Between acquiring and releasing the lock the processor monitors the memory chunks which are reading and recording the threads. If a conflict occurs (if two treads modify the same data or one thread reads the data, the other one records) processor cancels the transaction at the lock release. Otherwise, execution continues normally.
Thus, HLE allows the general code to work optimistically on the basis of locks. Each thread will think that it has got the lock, while other threads can work concurrently. Until its safe, transactions are not cancelled.

The technology is backward compatible with processors without HTM support. Operations on lock control remain, but with a special prefix. Haswell processors will consider the prefix and use transactional execution instead of manipulations with locks. Any other processor will ignore the prefix and just control the lock using a traditional behavior on the basis of locks. XACQUIRE and XRELEASE instructions already exist but have any denotation until they are used by specific instructions.
HLE allows to write programs and operational systems that will use transactions on Haswell, increasing parallelism level without the locks. The code will operate properly on the current processors. As a result, a new facility entry will be safe and simple.

HLE by a simple example
Operational systems implement locks in a core as memory chunks, using a typical for the processor integer type. Acquiring the lock thread performs some actions something with this memory chunk. For example, increases the value from 0 to 1. For the lock release an inverse operation is applied (for instance decrement from o to 1). The changes are visible to each processor core and each thread in the system. So other threads define that they can’t acquire the lock and should wait for its release (acquiring 0 value).

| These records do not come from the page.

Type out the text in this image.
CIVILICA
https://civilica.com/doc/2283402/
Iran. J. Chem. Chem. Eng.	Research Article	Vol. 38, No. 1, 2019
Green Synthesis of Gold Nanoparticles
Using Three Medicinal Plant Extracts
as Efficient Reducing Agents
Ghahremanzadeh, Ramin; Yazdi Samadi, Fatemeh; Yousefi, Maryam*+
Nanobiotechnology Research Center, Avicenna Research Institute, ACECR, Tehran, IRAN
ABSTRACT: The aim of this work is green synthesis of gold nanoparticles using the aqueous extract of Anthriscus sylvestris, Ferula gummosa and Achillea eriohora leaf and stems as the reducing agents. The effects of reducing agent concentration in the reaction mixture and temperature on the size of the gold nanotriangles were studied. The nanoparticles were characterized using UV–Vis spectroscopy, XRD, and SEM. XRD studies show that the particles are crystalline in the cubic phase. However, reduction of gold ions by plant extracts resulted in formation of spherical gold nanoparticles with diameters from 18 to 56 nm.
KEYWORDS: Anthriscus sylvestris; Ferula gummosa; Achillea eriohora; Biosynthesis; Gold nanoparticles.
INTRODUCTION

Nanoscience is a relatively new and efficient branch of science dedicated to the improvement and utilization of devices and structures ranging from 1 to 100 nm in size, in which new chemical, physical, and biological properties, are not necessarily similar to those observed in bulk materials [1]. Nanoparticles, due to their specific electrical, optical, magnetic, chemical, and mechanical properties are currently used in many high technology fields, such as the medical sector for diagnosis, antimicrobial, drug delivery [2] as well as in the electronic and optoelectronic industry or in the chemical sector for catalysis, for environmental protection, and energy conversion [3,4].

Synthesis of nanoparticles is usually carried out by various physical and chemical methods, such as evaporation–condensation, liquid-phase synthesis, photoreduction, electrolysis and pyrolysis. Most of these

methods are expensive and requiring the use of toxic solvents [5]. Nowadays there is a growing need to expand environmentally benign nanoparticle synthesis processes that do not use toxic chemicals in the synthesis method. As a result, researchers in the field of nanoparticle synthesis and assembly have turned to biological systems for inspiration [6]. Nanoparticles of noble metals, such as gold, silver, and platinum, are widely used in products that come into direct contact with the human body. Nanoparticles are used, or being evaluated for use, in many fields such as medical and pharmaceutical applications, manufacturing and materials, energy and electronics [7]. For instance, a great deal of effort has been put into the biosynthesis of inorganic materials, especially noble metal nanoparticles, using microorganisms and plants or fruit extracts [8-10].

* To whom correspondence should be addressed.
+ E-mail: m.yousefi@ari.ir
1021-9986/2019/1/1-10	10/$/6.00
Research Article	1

With XACQUIRE/XRELEASE prefixes an effort of lock acquiring succeeds and the process supposes that the lock belongs to it and keeps operating. But no global changes in lock value occur. Thus, a thread with the lock will suppose that its value is 1, while other threads will see it as 0. This allows other threads to acquire the lock at the same time and the processor will again lie to them. The thread will see the lock acquired and other threads won’t think so.
Such behavior explains the definition HLE: instead of changing the value from 0 to 1 and vice versa, it is remained equal to 0. “Unnecessary” notation disappeared.

Restricted Transactional Memory

RTM requires more participation. It steps away from the backward compatibility and enters three new instructions. While HLE indirectly uses transactions allowing the code on the basis of locks operate in-parallel. RTM makes obvious the start, commitment and interruption of transactions. A thread starts a transaction by XBEGIN instruction, providing an “emergency” function which is run in case of transaction being interrupted. The transaction is committed by XEND instruction. The processor conducts a transaction if there have been no conflicts or interrupts it, changing to emergency function. Transactions are obviously interrupted in the program by XABORT instruction. Thanks to the obvious use of limits and “emergency exit”, RTM allows to control transactions more than HLE. In a long-term perspective RTM will simplify the implementation of transactions facilities.

Resume


Using transactional memory is a viable alternative to the current synchronization methods. It allows to simplify the parallel programming.

Footnotes

  • Rob Pike explained the difference between “concurrency” and “parallelism” in his speech «Concurrency is not Parallelism»: “Concurrency means operating with plenty of things at a time, while parallelism means executing plenty of things at a time”
  • Yep, exactly. Besides some software programs (OpenSolaris, MySQL, OpenOffice) Oracle gave up a perspective hardware technology as well.

Sources



What do you guys think? Do you want more posts about transactional memory?